The report from Commerce today may show consumer spending rose 0.3 percent in June before adjusting for inflation, according to the Bloomberg survey. For the second quarter, purchases dropped at a 1.2 percent annual pace after taking into account changes in prices, Commerce reported last week.

Incomes are forecast to fall after jumping in May by the most in a year as tax cuts and the Obama administration’s stimulus package pushed the U.S. savings rate to a 15-year high.

Homebuilder stocks have climbed over the last month amid evidence that demand is settling at low levels or picking up. The Standard & Poor’s Supercomposite Homebuilding Index rose 22 percent in July and closed yesterday at 261.28, the highest level since May 4.

The agents’ association said July 23 that home resales in June rose for a third straight month, supporting the case that the industry’s downturn, now in its fourth year, will end in 2009. The median price dropped 15 percent from a year earlier.

Sales of new homes soared 11 percent in June, the most since 2000, according to Commerce data released July 27.

Affordability Index

The Realtors’ group’s affordability index, which takes into account home values, household incomes and mortgage rates, reached a record high of 178.8 in April. The index was at 159.2 in June. Readings greater than 100 indicate a family earning the median income can afford a median-priced home at current borrowing costs.
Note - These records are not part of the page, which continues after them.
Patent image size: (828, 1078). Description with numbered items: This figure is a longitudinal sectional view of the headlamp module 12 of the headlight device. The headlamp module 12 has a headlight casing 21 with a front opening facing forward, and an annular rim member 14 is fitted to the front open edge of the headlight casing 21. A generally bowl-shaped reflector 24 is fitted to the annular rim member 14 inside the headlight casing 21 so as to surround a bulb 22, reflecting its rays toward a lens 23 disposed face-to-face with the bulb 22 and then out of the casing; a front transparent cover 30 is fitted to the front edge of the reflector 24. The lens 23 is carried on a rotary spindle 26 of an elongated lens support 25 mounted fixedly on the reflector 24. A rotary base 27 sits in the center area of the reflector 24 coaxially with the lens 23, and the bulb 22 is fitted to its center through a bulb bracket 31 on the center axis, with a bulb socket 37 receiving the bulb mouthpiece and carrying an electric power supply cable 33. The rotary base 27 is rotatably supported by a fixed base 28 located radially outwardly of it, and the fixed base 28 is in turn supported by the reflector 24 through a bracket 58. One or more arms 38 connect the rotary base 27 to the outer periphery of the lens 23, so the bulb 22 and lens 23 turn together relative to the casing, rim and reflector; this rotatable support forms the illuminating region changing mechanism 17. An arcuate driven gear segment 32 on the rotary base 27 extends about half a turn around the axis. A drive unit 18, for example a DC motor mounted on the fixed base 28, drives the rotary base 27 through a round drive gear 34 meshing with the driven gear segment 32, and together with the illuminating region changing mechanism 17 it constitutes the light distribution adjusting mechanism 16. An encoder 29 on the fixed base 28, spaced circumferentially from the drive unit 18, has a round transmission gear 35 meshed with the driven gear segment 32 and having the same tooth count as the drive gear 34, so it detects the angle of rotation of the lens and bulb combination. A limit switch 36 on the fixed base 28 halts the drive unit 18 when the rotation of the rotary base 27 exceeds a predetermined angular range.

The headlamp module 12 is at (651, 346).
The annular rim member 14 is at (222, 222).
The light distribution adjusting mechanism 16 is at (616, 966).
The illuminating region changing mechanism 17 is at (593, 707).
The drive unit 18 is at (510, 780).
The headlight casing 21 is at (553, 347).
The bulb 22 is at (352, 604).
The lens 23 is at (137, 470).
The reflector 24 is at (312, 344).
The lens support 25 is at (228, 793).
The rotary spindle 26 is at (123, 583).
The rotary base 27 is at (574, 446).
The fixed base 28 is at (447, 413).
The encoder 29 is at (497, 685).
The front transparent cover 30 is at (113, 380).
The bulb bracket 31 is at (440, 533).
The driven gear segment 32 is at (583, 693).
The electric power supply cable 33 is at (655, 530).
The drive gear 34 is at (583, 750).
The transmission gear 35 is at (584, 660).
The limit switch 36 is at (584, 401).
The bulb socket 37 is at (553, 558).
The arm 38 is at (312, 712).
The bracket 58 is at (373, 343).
M.D.C. Holdings Inc., the Denver-based builder of Richmond America Homes, said July 31 that its orders had increased on a quarterly basis for the first time in four years.

“Building and sales activity for the industry overall improved from historic lows recorded earlier this year,” M.D.C. Chief Executive Officer Larry Mizel said in a statement.

While mortgage rates have crept higher as the economy improves, they are still below year-earlier levels and near record lows. The average rate on a 30-year fixed mortgage was 5.25 percent in the week ended July 30, according to Freddie Mac, compared with 6.52 percent in the same week a year earlier. Rates reached an all-time low of 4.78 percent in late April.

Labor Market

A weak labor market is one reason economists say a rebound in housing will be slow to develop. The unemployment rate, which reached a 25-year high of 9.5 percent in June, may exceed 10 percent by early 2010, according to the median forecast of economists surveyed by Bloomberg last month.

The Labor Department is scheduled to release July payrolls data on Aug. 7.

Rising defaults and foreclosures may depress property values for months, making buying a home risky even as such purchases become more affordable and perpetuating a difficult climate for homebuilders.

Foreclosure filings reached a record 1.5 million in the first half of the year, according to data from RealtyTrac Inc., an Irvine, California-based seller of default data.

Ryland Group Inc., a California homebuilder that focuses on first-time buyers, reported a second-quarter loss on July 30 that was greater than analysts estimated. New orders fell 16 percent to 1,716 in the period, the company said.